Yapılması gerekenin 25 yaşına kadar çocuk ve gençlerin korunması olduğunu dile getiren Erdöl, bu yaştan sonra çok ciddi bir bulaşmanın olmadığını aktardı.
Cevdet Erdöl, 2003'ten itibaren bir kanun değişikliği konusunda adım atmaya başladıklarını anımsatarak, bu dönemde konuya destek olan basın mensuplarını, cumhuriyet tarihinde tütünle mücadele kanun teklifini veren ilk kişi olan Fuat Umay adına ödüllendirmek istediklerini kaydetti.
"Tütünle mücadelede yeni müdahaleler gerekiyor"

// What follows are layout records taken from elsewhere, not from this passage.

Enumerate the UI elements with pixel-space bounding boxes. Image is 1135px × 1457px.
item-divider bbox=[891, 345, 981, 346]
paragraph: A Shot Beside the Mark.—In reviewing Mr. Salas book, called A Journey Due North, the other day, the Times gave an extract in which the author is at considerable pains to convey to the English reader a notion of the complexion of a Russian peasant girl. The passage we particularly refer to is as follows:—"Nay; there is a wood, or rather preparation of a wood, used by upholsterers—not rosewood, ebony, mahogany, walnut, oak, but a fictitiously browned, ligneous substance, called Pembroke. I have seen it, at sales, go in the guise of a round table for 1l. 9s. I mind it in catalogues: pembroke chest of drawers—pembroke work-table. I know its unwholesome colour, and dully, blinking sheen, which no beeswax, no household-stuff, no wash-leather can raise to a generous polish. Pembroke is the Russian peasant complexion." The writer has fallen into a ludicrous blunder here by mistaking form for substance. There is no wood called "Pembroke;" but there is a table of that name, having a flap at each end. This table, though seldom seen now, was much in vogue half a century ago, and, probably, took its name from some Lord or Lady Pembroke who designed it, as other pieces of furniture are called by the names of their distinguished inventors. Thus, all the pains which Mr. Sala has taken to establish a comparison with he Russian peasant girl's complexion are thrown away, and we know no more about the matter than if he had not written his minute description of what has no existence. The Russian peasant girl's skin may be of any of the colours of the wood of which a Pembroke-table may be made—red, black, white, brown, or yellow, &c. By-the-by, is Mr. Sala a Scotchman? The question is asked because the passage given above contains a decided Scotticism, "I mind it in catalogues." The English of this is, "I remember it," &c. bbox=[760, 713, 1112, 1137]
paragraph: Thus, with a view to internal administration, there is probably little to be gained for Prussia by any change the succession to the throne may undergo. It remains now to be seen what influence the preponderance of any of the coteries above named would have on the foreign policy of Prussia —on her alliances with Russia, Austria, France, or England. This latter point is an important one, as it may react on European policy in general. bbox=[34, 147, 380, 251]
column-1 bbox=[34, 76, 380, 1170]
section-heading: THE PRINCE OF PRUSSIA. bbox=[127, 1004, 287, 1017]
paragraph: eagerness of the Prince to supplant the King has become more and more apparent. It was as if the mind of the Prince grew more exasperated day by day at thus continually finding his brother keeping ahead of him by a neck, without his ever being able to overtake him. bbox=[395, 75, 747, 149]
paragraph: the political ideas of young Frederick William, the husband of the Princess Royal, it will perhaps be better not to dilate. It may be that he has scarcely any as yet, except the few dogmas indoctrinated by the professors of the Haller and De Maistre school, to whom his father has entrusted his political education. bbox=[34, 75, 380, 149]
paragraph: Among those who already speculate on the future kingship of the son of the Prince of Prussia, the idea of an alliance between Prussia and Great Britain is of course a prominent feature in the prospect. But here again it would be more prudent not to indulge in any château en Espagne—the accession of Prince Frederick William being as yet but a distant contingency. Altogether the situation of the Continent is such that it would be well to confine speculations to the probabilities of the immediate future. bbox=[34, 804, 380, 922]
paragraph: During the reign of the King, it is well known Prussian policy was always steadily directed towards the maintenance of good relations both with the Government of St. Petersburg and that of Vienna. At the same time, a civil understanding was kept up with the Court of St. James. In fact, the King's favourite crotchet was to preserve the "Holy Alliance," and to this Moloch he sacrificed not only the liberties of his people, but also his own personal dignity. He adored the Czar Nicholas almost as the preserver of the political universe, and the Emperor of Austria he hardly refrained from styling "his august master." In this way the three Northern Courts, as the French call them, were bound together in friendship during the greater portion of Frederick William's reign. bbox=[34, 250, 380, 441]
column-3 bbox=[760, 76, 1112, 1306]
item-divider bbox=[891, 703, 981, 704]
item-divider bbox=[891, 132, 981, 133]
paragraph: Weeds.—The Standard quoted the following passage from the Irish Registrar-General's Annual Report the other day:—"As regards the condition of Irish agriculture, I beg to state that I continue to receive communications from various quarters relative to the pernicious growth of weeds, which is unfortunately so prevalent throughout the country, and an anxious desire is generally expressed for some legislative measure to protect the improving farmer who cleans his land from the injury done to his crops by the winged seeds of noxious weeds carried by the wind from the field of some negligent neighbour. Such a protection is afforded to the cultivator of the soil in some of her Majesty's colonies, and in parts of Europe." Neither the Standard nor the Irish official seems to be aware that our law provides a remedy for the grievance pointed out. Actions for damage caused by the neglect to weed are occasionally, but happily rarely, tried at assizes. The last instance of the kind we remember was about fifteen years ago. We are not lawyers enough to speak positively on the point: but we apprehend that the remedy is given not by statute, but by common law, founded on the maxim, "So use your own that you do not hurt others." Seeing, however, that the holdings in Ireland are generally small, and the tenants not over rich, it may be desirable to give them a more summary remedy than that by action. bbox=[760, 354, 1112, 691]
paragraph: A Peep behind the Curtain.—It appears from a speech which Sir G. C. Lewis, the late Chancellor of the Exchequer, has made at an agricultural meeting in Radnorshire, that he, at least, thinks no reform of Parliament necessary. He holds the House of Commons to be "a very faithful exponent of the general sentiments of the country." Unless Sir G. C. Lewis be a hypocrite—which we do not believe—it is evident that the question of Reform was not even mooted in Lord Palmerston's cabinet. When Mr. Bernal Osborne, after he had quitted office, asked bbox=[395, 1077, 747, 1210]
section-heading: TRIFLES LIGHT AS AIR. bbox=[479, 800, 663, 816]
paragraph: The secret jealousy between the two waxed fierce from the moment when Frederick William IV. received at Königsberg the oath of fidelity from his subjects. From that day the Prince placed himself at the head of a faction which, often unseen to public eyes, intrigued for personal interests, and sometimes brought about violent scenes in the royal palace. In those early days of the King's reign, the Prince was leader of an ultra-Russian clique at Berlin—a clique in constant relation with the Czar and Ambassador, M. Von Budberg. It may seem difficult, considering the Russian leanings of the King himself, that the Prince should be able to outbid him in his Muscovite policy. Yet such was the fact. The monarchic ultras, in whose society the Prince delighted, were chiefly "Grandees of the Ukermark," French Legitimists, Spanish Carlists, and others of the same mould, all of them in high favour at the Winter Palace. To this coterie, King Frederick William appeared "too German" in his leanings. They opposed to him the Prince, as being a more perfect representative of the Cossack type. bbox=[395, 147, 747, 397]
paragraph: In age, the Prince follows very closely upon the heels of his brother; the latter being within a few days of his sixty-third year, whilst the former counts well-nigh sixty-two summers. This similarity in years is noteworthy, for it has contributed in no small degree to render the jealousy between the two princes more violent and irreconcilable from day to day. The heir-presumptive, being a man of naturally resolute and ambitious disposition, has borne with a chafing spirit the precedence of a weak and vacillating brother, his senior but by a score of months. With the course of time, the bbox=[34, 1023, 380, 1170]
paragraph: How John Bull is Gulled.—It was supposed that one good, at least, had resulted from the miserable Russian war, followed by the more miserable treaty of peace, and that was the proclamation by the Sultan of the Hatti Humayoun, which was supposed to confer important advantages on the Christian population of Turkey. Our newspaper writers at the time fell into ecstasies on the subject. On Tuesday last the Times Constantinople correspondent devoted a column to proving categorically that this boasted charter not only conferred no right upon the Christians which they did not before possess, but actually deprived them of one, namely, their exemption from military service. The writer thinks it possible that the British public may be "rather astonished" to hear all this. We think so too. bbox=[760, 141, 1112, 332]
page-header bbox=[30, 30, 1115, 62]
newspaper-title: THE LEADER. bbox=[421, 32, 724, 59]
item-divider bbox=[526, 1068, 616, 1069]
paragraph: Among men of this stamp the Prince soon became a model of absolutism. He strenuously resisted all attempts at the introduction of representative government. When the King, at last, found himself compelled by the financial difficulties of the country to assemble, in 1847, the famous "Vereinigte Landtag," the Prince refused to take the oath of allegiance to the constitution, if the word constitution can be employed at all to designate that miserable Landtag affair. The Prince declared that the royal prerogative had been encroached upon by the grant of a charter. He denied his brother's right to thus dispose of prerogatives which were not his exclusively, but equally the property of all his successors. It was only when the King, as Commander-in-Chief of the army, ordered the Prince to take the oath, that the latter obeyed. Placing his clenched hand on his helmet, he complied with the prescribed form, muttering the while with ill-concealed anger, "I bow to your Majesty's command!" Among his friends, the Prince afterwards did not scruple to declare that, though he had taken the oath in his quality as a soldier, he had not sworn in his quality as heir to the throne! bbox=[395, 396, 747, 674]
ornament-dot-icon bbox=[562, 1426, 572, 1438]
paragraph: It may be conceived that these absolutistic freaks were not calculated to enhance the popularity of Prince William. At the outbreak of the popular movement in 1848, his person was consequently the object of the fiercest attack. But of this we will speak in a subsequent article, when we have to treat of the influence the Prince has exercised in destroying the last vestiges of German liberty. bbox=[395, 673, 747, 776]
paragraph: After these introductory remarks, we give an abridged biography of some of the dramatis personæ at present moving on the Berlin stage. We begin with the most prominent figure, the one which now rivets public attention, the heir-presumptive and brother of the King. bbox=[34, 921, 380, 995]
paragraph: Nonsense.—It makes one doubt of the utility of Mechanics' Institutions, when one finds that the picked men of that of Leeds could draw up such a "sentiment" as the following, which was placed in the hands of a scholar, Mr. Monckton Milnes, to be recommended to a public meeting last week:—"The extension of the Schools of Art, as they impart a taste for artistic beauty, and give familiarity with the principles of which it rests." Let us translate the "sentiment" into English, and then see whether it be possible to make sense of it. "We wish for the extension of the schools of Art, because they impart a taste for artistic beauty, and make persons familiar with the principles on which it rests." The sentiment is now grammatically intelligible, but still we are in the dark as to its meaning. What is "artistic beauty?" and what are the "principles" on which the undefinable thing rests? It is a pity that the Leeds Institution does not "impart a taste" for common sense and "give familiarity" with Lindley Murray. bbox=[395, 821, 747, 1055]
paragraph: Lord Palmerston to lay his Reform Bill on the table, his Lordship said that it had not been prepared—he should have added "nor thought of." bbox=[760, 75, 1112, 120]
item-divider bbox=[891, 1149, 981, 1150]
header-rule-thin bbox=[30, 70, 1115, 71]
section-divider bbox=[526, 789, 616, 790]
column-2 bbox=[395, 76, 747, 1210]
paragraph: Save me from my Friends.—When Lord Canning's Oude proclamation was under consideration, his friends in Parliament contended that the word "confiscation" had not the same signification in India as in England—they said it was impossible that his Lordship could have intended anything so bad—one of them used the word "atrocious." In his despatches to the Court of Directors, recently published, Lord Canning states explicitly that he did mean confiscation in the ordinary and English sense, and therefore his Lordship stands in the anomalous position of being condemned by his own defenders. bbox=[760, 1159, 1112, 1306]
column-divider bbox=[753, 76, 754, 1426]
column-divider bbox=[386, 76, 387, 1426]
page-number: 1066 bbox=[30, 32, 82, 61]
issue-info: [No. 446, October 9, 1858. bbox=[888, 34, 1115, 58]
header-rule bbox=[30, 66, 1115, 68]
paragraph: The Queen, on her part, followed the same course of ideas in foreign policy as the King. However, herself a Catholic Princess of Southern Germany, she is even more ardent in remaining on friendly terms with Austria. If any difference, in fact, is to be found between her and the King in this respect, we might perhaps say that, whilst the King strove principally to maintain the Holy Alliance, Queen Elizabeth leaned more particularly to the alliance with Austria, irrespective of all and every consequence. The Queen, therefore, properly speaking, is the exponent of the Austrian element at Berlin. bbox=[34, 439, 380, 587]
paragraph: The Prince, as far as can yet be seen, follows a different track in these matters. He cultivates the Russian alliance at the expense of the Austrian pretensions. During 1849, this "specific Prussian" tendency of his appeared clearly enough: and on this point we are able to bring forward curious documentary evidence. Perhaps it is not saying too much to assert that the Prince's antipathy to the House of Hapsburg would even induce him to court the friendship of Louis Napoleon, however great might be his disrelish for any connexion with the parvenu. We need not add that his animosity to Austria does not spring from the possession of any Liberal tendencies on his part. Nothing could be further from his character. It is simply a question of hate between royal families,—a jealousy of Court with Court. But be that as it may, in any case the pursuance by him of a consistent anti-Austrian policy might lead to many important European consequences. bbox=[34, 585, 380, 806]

DSÖ Türkiye Temsilcisi Dr. Pavel Ursu da başkasının içtiği sigara dumanına maruz kalınmasının da kalp ve damar hastalıklarına yol açtığını belirterek, bu konuda herkesi bilinçlendirmeleri gerektiğini söyledi.
Ursu, dünya genelinde her yıl yaklaşık 17 milyon kişinin kalp ve damar hastalıkları nedeniyle öldüğüne ve bunlardan yaklaşık yüzde 10'unun direkt olarak içtikleri sigaradan ya da başkalarının içtikleri sigaranın dumanına maruz kalmalarından dolayı hayatlarını kaybettiğine dikkati çekti.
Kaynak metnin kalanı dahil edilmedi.